Riprendono a vibrare i binari
Quell’attesa degna dell’uscita di un film natalizio oggi, lunedì 8 dicembre, è terminata. Superati i test su test, tra operai che comparivano e scomparivano come comparse, i tram tornano finalmente a farsi vedere per le strade della Città eterna.
Il grande ritorno segna la conclusione dei lavori Anas sul tratto sopraelevato della Tangenziale Est. Quel cantiere che da ottobre aveva decretato il silenzio tombale dei convogli. Due mesi di pausa forzata, che hanno regalato ai romani il brivido quotidiano di capire come andare dal punto A al punto B senza impazzire.
L’assessore sulla linea del traguardo
Qualcuno, in quest’ultimo periodo, aveva già scorto tram vaganti in “modalità fantasma”, in giro per prove tecniche. Un indizio neanche troppo sottile che qualcosa stesse per succedere. “La rete si riattiva”, aveva annunciato l’assessore alla Mobilità Eugenio Patanè, lasciando intendere che il grande blackout tranviario stava finalmente finendo.
Che la festa cominci ma, non per tutti…
Oggi tornano operative le linee 2, 3, 5, 8 e 19. La 14, invece, continuerà a essere un po’ a metà: colpa dei lavori per la futura tramvia Togliatti. Il risultato? Il tram farà tragitto ridotto tra Termini e Largo Preneste, mentre oltre ci penseranno i soliti bus sostitutivi (eroi silenziosi o incubo collettivo, a seconda delle giornate).
E poi, per completare i lavori nell’area del Parco del Celio, dal 9 al 12 dicembre le linee 3 e 8 andranno a dormire presto, intorno alle 19, cedendo la scena alle navette. Sempre pronte a rimodellare i piani dei pendolari.
C’è poi la linea 3 che resterà su rotaia solo tra Porta Maggiore e Valle Giulia, per la parte Porta Maggiore–Trastevere toccherà di nuovo ai bus fare gli straordinari.

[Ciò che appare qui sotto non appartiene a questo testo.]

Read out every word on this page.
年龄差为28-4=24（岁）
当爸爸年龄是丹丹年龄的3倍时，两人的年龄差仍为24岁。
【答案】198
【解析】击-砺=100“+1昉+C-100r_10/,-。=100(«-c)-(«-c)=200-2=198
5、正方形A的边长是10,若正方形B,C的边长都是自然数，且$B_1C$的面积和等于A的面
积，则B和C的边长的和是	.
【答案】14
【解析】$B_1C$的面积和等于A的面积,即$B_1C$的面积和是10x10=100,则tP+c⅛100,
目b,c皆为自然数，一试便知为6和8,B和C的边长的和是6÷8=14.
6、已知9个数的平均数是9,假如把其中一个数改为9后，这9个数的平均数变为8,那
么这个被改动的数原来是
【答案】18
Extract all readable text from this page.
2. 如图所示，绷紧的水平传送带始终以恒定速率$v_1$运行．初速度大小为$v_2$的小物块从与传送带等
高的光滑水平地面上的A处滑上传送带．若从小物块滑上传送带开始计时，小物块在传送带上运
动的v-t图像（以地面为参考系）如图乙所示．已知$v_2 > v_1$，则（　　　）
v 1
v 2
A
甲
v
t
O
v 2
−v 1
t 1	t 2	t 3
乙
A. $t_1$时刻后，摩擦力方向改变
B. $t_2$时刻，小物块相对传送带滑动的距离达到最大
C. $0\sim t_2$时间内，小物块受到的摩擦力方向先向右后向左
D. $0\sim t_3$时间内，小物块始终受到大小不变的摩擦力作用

La linea 8, invece, dopo il tramonto passerà completamente il testimone ai mezzi sostitutivi lungo l’itinerario Casaletto–piazza Venezia.
Per il resto niente drammi: la linea 19 torna a scorrazzare tra piazza dei Gerani e Valle Giulia, con la solita navetta per chi deve arrivare fino a viale Giulio Cesare. La linea 2 ricomincerà il suo eterno pendolo tra piazzale Flaminio e piazza Mancini sin dalle prime luci dell’alba. Infine, la linea 5 riprende la sua marcia tra Termini e piazza dei Gerani come se nulla fosse successo.
Meglio poco che niente
Insomma, i tram rientrano in campo. Magari non è un ritorno in grande stile, ma basta a far tirare un sospiro di sollievo a molti romani, ormai abituati a sospensioni, deviazioni e improvvisi colpi di scena del trasporto pubblico. Ciò che conta è che la rete dei tram riparte, anche se un po’ “contenuta”. Un altro mattoncino nella costruzione di una moderna rete della mobilità pubblica. E tanto basta per festeggiare l’Immacolata.